The middle of the episode is a long team game where the hosts guess how their partners would answer tech-personality questions. Highlights include:

  • Guilty pleasure app guesses:
    • one answer was Pokémon TCG Pocket
    • another was Twitter/X, due to chaos and doomscrolling
  • “Most overhyped tech”:
    • the Humane AI Pin came up as a strong candidate
  • Battery anxiety:
    • Marquez’s panic point is much higher than everyone expected
    • some hosts are comfortable running phones to near zero, others freak out much earlier
  • Preferred phone shape:
    • one year with a fold vs flip phone
  • The hosts also argue about:
    • read receipt vs read receipt
    • whether they prefer dashes or bullets in docs
    • which phone each person would use forever
  • The final round is about unread emails and ends with Mariah and Ellis winning the game.
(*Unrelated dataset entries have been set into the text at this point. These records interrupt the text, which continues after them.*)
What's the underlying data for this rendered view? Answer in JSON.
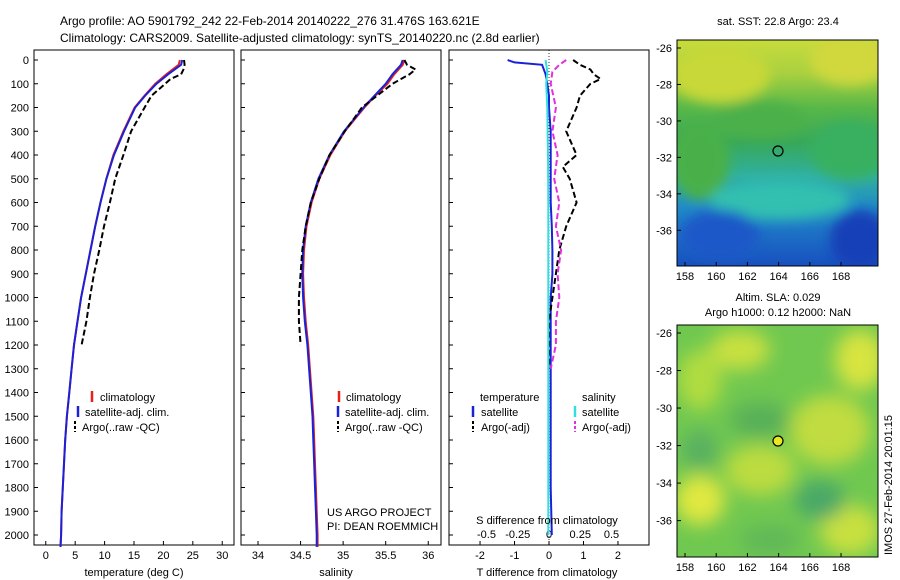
{
  "header": {
    "line1": "Argo profile: AO 5901792_242 22-Feb-2014 20140222_276 31.476S 163.621E",
    "line2": "Climatology: CARS2009. Satellite-adjusted climatology: synTS_20140220.nc (2.8d earlier)"
  },
  "depth_ticks": [
    "0",
    "100",
    "200",
    "300",
    "400",
    "500",
    "600",
    "700",
    "800",
    "900",
    "1000",
    "1100",
    "1200",
    "1300",
    "1400",
    "1500",
    "1600",
    "1700",
    "1800",
    "1900",
    "2000"
  ],
  "colors": {
    "climatology": "#e8201c",
    "satellite": "#1a22d8",
    "argo": "#000000",
    "sal_satellite": "#30e0e0",
    "sal_argo": "#e030e0"
  },
  "panels": {
    "temperature": {
      "xlabel": "temperature (deg C)",
      "xticks": [
        "0",
        "5",
        "10",
        "15",
        "20",
        "25",
        "30"
      ],
      "legend": [
        "climatology",
        "satellite-adj. clim.",
        "Argo(..raw -QC)"
      ]
    },
    "salinity": {
      "xlabel": "salinity",
      "xticks": [
        "34",
        "34.5",
        "35",
        "35.5",
        "36"
      ],
      "legend": [
        "climatology",
        "satellite-adj. clim.",
        "Argo(..raw -QC)"
      ],
      "credit1": "US ARGO PROJECT",
      "credit2": "PI: DEAN ROEMMICH"
    },
    "difference": {
      "top_label": "S difference from climatology",
      "top_ticks": [
        "-0.5",
        "-0.25",
        "0",
        "0.25",
        "0.5"
      ],
      "xlabel": "T difference from climatology",
      "xticks": [
        "-2",
        "-1",
        "0",
        "1",
        "2"
      ],
      "legend_temp_title": "temperature",
      "legend_sal_title": "salinity",
      "legend_temp": [
        "satellite",
        "Argo(-adj)"
      ],
      "legend_sal": [
        "satellite",
        "Argo(-adj)"
      ]
    },
    "map_sst": {
      "title": "sat. SST: 22.8 Argo: 23.4",
      "yticks": [
        "-26",
        "-28",
        "-30",
        "-32",
        "-34",
        "-36"
      ],
      "xticks": [
        "158",
        "160",
        "162",
        "164",
        "166",
        "168"
      ]
    },
    "map_sla": {
      "title1": "Altim. SLA: 0.029",
      "title2": "Argo h1000: 0.12 h2000: NaN",
      "yticks": [
        "-26",
        "-28",
        "-30",
        "-32",
        "-34",
        "-36"
      ],
      "xticks": [
        "158",
        "160",
        "162",
        "164",
        "166",
        "168"
      ]
    },
    "side_label": "IMOS 27-Feb-2014 20:01:15"
  },
  "chart_data": [
    {
      "type": "line",
      "name": "temperature",
      "xlabel": "temperature (deg C)",
      "ylabel": "",
      "xlim": [
        -2,
        32
      ],
      "ylim": [
        2070,
        0
      ],
      "series": [
        {
          "name": "climatology",
          "x": [
            22.8,
            22.6,
            20.5,
            18.6,
            16.8,
            15.1,
            13.2,
            11.5,
            10.3,
            9.3,
            8.4,
            7.6,
            6.8,
            6.0,
            5.4,
            4.8,
            4.4,
            4.0,
            3.6,
            3.3,
            3.1,
            2.9,
            2.7,
            2.6,
            2.5
          ],
          "y": [
            0,
            20,
            60,
            100,
            150,
            200,
            300,
            400,
            500,
            600,
            700,
            800,
            900,
            1000,
            1100,
            1200,
            1300,
            1400,
            1500,
            1600,
            1700,
            1800,
            1900,
            2000,
            2050
          ]
        },
        {
          "name": "satellite-adj. clim.",
          "x": [
            23.2,
            23.0,
            20.8,
            18.8,
            16.9,
            15.2,
            13.3,
            11.6,
            10.3,
            9.3,
            8.4,
            7.6,
            6.8,
            6.0,
            5.4,
            4.8,
            4.4,
            4.0,
            3.6,
            3.3,
            3.1,
            2.9,
            2.7,
            2.6,
            2.5
          ],
          "y": [
            0,
            20,
            60,
            100,
            150,
            200,
            300,
            400,
            500,
            600,
            700,
            800,
            900,
            1000,
            1100,
            1200,
            1300,
            1400,
            1500,
            1600,
            1700,
            1800,
            1900,
            2000,
            2050
          ]
        },
        {
          "name": "Argo(..raw -QC)",
          "x": [
            23.5,
            23.6,
            23.4,
            23.0,
            21.2,
            20.3,
            18.0,
            16.8,
            14.5,
            13.2,
            11.8,
            10.9,
            9.9,
            9.1,
            8.2,
            7.5,
            6.9,
            6.1
          ],
          "y": [
            0,
            20,
            40,
            60,
            80,
            100,
            150,
            200,
            300,
            400,
            500,
            600,
            700,
            800,
            900,
            1000,
            1100,
            1200
          ]
        }
      ]
    },
    {
      "type": "line",
      "name": "salinity",
      "xlabel": "salinity",
      "ylabel": "",
      "xlim": [
        33.8,
        36.15
      ],
      "ylim": [
        2070,
        0
      ],
      "series": [
        {
          "name": "climatology",
          "x": [
            35.72,
            35.7,
            35.6,
            35.52,
            35.38,
            35.25,
            35.02,
            34.85,
            34.72,
            34.63,
            34.57,
            34.54,
            34.53,
            34.54,
            34.56,
            34.59,
            34.61,
            34.63,
            34.65,
            34.66,
            34.67,
            34.68,
            34.69,
            34.7,
            34.7
          ],
          "y": [
            0,
            20,
            60,
            100,
            150,
            200,
            300,
            400,
            500,
            600,
            700,
            800,
            900,
            1000,
            1100,
            1200,
            1300,
            1400,
            1500,
            1600,
            1700,
            1800,
            1900,
            2000,
            2050
          ]
        },
        {
          "name": "satellite-adj. clim.",
          "x": [
            35.7,
            35.68,
            35.58,
            35.5,
            35.37,
            35.24,
            35.01,
            34.84,
            34.71,
            34.62,
            34.56,
            34.53,
            34.52,
            34.53,
            34.55,
            34.58,
            34.6,
            34.62,
            34.64,
            34.65,
            34.66,
            34.67,
            34.68,
            34.69,
            34.69
          ],
          "y": [
            0,
            20,
            60,
            100,
            150,
            200,
            300,
            400,
            500,
            600,
            700,
            800,
            900,
            1000,
            1100,
            1200,
            1300,
            1400,
            1500,
            1600,
            1700,
            1800,
            1900,
            2000,
            2050
          ]
        },
        {
          "name": "Argo(..raw -QC)",
          "x": [
            35.72,
            35.75,
            35.85,
            35.78,
            35.68,
            35.58,
            35.4,
            35.22,
            35.02,
            34.84,
            34.72,
            34.62,
            34.56,
            34.52,
            34.5,
            34.48,
            34.48,
            34.5
          ],
          "y": [
            0,
            20,
            40,
            60,
            80,
            100,
            150,
            200,
            300,
            400,
            500,
            600,
            700,
            800,
            900,
            1000,
            1100,
            1200
          ]
        }
      ]
    },
    {
      "type": "line",
      "name": "difference",
      "xlabel": "T difference from climatology",
      "ylabel": "",
      "xlim": [
        -2.9,
        2.9
      ],
      "ylim": [
        2070,
        0
      ],
      "series": [
        {
          "name": "temperature satellite",
          "x": [
            -1.2,
            -1.0,
            -0.2,
            -0.1,
            -0.05,
            0.0,
            0.0,
            0.05,
            0.05,
            0.05,
            0.05,
            0.08,
            0.1,
            0.1,
            0.05,
            0.05,
            0.05,
            0.05,
            0.05,
            0.05,
            0.05,
            0.05,
            0.08
          ],
          "y": [
            0,
            10,
            20,
            60,
            100,
            150,
            200,
            300,
            400,
            500,
            600,
            700,
            800,
            900,
            1000,
            1100,
            1200,
            1300,
            1400,
            1500,
            1600,
            1800,
            2000
          ]
        },
        {
          "name": "temperature Argo(-adj)",
          "x": [
            0.7,
            0.9,
            1.2,
            1.3,
            1.5,
            1.2,
            0.9,
            0.8,
            0.5,
            0.8,
            0.4,
            0.6,
            0.8,
            0.5,
            0.3,
            0.2,
            0.1,
            0.0,
            0.0,
            0.0
          ],
          "y": [
            0,
            20,
            40,
            60,
            80,
            100,
            150,
            200,
            300,
            400,
            450,
            500,
            600,
            700,
            800,
            900,
            1000,
            1100,
            1200,
            1300
          ]
        },
        {
          "name": "salinity satellite",
          "x": [
            -0.1,
            -0.05,
            -0.08,
            -0.05,
            -0.04,
            -0.03,
            -0.02,
            -0.02,
            -0.02,
            -0.02,
            -0.02,
            -0.02,
            -0.02
          ],
          "y": [
            0,
            50,
            100,
            200,
            300,
            400,
            600,
            800,
            1000,
            1200,
            1500,
            1800,
            2000
          ]
        },
        {
          "name": "salinity Argo(-adj)",
          "x": [
            0.5,
            0.3,
            0.1,
            0.05,
            0.2,
            0.1,
            0.25,
            0.15,
            0.3,
            0.2,
            0.35,
            0.25,
            0.3,
            0.2,
            0.2,
            0.05
          ],
          "y": [
            0,
            20,
            50,
            100,
            200,
            300,
            400,
            500,
            600,
            700,
            800,
            900,
            1000,
            1100,
            1200,
            1300
          ]
        }
      ]
    }
  ]
}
Trivia Answers Mentioned in the Episode

  • Chromebook Pixel (2013) screen size: about 12.85 inches
  • Old glowing MacBook logo: lit by the LCD backlight shining through the cutout in the aluminum

Overall Takeaways

  • Apple seems to be shifting from “we will build the best AI model” to “we will give users access to the best AI model.”
  • Thin phones are getting a serious endorsement in this episode, but battery and camera compromises still matter.
  • Google is hyping a major Android/Gemini moment, but the hosts are waiting to see whether it’s a real platform shift or just a design refresh.
  • Social media keeps rewarding context-stripping, rage-bait interpretations of otherwise thoughtful posts.
  • The episode balances real product analysis with the usual Waveform banter and game-show chaos.